ZINC TODAY: Price correction under way; expect good underlying support

Short Term:
Medium Term:
Long Term:
Resistances:
R1 2834 20 DMA
R2 2895-99
R3 2980.5 Feb 13 peak
R4 2985 Nov 2016 peak
Support:
S1 2790 Neckline (broken at)
S2 2777 Recent support
S3 2669
S4 2626 UTL
S5 2516 Dec 2016 low
Stochastics:Bearish
Legend:

COTR – commitment of traders report
DTL – downtrend line
Fibo – Fibonacci retracement line
H&S – head-and-shoulders formation
MACD – moving average convergence/divergence
SL – support line

Analysis

  • This year’s rally in zinc prices petered out on February 13 at $2,980.50 per tonne, just $4.50 per tonne shy of the November 2016 high. Overhead supply therefore seems evident ahead of $3,000 per tonne.
  • Having been capped by selling, prices started to consolidate, but consolidation has been followed by further weakness.
  • The double top  seem to have become an influential pattern and a H&S has also been triggered at $2,790 per tonne. The count from this would be $225 per tonne, producing a target of $2,565 per tonne. 
  • The 20 DMA is now moving lower and the stochastics remain bearish. 
  • The overall trend has been bullish for more than a year. It looks set to continue after this correction, which may well be prompting stale long liquidation.
  • The UTL is at $2,626 per tonne; it will be interesting to see if prices find support ahead of this level or if they go on to reach the H&S target. We would not give up on our overall bullish outlook unless the December low at $2,516 per tonne is breached. 

Macro factors

The pick-up in weakness seems to have been driven by a combination dominant overhead supply ahead of $3,000 per tonne and more recently by dented sentiment after China reduced its growth target to 6.5%.

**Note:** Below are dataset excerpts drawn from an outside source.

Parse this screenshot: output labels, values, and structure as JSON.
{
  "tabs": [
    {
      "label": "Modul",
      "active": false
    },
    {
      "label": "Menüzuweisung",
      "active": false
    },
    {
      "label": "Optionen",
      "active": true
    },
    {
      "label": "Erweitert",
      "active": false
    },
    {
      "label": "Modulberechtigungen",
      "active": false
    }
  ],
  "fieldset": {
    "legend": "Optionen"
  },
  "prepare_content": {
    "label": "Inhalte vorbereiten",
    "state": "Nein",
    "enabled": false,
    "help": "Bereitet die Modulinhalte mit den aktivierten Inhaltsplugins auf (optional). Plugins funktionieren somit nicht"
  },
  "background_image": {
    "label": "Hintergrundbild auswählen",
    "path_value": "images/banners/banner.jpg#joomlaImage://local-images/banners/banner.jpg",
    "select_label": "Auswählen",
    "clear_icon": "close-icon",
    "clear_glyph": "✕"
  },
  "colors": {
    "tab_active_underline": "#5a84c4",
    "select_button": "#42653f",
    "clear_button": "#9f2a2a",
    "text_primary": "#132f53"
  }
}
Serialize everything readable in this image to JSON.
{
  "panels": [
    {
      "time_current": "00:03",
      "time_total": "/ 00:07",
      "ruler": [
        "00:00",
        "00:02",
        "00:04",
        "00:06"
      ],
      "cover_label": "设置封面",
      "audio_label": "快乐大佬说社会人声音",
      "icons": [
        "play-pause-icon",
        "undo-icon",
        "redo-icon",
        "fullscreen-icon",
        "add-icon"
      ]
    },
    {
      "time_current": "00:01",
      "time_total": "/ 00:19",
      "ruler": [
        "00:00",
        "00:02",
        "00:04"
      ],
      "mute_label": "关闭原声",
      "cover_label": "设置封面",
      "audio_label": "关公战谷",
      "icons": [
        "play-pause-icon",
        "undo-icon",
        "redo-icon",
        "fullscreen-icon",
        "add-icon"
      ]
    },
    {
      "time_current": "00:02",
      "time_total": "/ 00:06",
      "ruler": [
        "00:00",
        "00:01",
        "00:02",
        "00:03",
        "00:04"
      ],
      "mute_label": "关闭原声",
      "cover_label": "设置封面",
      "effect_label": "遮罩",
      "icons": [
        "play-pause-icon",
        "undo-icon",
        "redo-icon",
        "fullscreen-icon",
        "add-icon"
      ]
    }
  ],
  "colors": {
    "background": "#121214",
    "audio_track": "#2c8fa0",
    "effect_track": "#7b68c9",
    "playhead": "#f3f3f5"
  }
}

These may be prompting some stale long liquidation – we wait to see what today’s LME COTR data shows. We would not get too bearish while the fundamentals remain strong.

Cancelled warrants have risen, which may signal a pick-up in stock outflow. It also means there are now fewer than 200,000 tonnes of available metal in LME-listed warehouses. 

A price correction is constructive because lower prices should entice more buyers back into the market.

Conclusion

Zinc’s fundamentals are strong but LME data shows money managers are not that active so fresh buying pressure may have to come from consumer, who they have been in no hurry to chase prices higher – they may well buy into the dip, though. Overall, we remain friendly to the metal’s outlook and we expect dips to be well supported, especially while availability in LME warehouses is tightening.

All trades or trading strategies mentioned in the report are hypothetical, for illustration only and do not constitute trading recommendations.